Sciatica is a pain in your butt…literally.  The sciatic nerve has its roots from L4 – S3 (L standing for Lumbar vertebra and S standing for Sacral segments) and continues all the way down the back of your leg and into your feet.  If the nerve gets compressed or pinched anywhere along the line, it gets irritated and you feel pain.  I get a lot of clients coming in to my Rolfing practice pointing to their butt and complaining of Sciatica.

Nerves can be tricky little suckers.  They’re really good when telling you that something is wrong, but very frequently can be a bit misleading as to the where something is wrong.  Often the symptoms will show up further down the line of the nerve.  And to make things even more confusing, nerves communicate with one another, so if one nerve is compressed and irritated often one or multiple nerves around it will try to communicate to the brain that something is wrong.  The brain then interprets the info and tells you that those nerves should “hurt” as well and bingo you have multiple areas that seem inflamed.  For a really good explanation on how pain works, you should check this This Blog out.

Compression points (spinal, organ, muscular).  There are a few areas that are common compression points for the sciatic nerve.  One is right at the spine; if you have damage to one of the intervertebral discs, it can protrude into the nerve area and irritate it.  You can have a narrowing of the opening at the vertebra.  The nerve can be completely healthy coming out of the spine and then get compressed by one of the organs that is sitting in front of it (ie. the Sigmoid colon, Rectum, etc).   One other common compression point is when your piriformis (a deep lateral rotator of the femur) is too tight and compresses in on the space where your sciatic nerve comes out of the pelvic bowl and heads down into the back of your leg.

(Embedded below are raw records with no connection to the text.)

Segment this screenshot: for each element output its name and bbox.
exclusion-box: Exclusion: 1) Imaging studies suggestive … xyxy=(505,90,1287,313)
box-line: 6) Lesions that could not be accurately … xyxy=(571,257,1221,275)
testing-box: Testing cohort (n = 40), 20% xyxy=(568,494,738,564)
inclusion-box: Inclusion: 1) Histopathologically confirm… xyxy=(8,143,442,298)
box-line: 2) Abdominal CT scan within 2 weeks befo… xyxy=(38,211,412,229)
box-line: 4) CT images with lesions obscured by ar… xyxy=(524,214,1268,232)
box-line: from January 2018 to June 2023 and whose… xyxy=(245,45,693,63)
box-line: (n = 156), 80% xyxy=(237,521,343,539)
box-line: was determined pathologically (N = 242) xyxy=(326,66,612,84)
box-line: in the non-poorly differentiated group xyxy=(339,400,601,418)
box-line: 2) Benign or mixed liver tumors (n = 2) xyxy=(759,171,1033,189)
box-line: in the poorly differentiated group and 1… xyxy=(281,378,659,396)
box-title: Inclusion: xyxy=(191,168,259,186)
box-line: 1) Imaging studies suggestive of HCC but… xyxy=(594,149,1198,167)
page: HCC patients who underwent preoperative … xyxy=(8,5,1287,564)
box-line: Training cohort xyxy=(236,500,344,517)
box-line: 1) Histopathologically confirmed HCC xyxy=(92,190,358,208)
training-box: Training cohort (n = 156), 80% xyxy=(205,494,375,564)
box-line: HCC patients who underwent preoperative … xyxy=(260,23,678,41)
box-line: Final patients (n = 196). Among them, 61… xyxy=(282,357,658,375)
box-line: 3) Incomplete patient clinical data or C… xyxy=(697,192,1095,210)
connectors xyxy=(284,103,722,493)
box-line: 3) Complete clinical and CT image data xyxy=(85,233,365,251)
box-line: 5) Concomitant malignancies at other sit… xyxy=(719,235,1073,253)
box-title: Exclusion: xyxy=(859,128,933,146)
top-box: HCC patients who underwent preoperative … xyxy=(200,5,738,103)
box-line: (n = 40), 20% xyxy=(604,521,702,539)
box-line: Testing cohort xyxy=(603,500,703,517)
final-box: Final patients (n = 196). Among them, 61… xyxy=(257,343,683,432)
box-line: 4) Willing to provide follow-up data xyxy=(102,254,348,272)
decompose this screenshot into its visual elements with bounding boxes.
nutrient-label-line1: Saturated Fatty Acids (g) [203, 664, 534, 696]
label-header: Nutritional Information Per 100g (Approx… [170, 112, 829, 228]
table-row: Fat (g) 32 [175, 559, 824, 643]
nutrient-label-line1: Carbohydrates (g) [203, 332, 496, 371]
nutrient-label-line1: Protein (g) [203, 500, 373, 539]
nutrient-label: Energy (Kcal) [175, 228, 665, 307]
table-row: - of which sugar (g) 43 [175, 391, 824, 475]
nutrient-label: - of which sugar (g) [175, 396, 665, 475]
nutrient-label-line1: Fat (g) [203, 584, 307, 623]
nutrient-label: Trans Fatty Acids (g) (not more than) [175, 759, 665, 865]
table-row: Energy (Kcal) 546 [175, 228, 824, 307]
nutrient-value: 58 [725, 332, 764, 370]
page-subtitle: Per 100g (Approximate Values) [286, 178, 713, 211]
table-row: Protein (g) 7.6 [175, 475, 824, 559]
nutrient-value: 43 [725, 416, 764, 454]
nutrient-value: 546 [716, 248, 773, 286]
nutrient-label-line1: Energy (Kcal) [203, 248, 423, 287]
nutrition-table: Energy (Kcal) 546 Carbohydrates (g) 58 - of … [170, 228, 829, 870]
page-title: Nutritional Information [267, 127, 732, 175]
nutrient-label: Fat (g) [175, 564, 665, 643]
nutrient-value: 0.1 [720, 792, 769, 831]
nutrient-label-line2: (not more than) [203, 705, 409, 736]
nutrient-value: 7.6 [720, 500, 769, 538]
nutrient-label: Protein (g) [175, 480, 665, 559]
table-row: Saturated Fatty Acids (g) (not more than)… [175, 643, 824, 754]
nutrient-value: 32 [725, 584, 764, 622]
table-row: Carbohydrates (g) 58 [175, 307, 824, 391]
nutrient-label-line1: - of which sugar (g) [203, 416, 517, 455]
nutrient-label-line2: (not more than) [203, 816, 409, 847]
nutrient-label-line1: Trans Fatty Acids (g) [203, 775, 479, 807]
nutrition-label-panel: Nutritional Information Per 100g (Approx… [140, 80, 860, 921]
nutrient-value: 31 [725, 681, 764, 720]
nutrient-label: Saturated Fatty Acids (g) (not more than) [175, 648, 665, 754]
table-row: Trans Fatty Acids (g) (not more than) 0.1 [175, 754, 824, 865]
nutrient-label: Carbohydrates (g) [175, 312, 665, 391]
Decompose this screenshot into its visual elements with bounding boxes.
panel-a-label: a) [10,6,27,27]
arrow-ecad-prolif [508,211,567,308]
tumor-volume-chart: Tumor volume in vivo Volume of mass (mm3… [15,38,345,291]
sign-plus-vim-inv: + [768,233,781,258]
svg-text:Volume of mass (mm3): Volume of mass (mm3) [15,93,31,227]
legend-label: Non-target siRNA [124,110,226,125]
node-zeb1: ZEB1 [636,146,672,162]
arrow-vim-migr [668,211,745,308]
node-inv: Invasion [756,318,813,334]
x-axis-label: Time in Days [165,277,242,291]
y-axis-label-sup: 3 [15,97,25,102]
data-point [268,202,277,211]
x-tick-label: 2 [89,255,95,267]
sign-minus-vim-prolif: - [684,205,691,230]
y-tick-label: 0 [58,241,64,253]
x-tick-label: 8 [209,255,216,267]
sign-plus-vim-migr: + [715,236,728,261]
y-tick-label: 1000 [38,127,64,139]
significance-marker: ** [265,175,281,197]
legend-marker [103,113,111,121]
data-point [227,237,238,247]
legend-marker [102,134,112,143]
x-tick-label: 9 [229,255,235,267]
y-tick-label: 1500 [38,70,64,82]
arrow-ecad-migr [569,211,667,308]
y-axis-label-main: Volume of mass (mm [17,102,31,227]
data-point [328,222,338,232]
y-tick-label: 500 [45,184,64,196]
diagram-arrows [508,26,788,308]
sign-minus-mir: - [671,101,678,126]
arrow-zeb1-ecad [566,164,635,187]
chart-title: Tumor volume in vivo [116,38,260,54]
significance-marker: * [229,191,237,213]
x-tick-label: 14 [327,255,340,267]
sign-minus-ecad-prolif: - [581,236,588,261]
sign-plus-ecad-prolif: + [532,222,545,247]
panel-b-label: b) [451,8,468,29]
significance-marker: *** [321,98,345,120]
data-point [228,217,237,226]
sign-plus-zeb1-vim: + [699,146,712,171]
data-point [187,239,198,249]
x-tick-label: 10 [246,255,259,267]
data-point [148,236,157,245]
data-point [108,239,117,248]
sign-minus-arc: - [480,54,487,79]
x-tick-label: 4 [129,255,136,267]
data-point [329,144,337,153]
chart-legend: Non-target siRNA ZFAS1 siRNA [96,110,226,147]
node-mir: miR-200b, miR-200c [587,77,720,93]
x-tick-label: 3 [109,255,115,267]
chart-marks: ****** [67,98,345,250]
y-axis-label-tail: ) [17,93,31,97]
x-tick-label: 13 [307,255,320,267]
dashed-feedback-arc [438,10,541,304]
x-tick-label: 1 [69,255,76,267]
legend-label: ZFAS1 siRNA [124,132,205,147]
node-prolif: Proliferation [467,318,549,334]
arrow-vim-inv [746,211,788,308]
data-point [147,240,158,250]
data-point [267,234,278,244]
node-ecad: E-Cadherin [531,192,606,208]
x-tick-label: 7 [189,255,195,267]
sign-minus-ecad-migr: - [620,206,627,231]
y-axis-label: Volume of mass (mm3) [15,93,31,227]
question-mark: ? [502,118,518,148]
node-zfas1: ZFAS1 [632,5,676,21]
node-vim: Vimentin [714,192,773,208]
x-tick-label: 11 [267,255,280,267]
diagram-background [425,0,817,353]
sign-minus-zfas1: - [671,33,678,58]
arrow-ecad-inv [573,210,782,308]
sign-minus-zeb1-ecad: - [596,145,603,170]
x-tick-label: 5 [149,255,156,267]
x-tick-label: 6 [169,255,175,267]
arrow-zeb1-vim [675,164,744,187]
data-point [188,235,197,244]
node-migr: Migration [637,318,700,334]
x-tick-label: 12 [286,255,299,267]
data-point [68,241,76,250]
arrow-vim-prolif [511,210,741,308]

At My Rolfing Practice in Austin , TX I see clients quite often with sciatica type symptoms.  Using a few diagnostic tests, I discern which nerves are involved and if the visceral system is involved or not.  I then free up the affected structures.  We might then need to balance some of the other surrounding structures.  We might also need to take a look at your movement patterns to see if we need to retrain how you are moving.  I also often have to talk to people about how they are using their body that might have gotten them here in the 1st place and see how we might be able to alter some of the habits and/or patterns.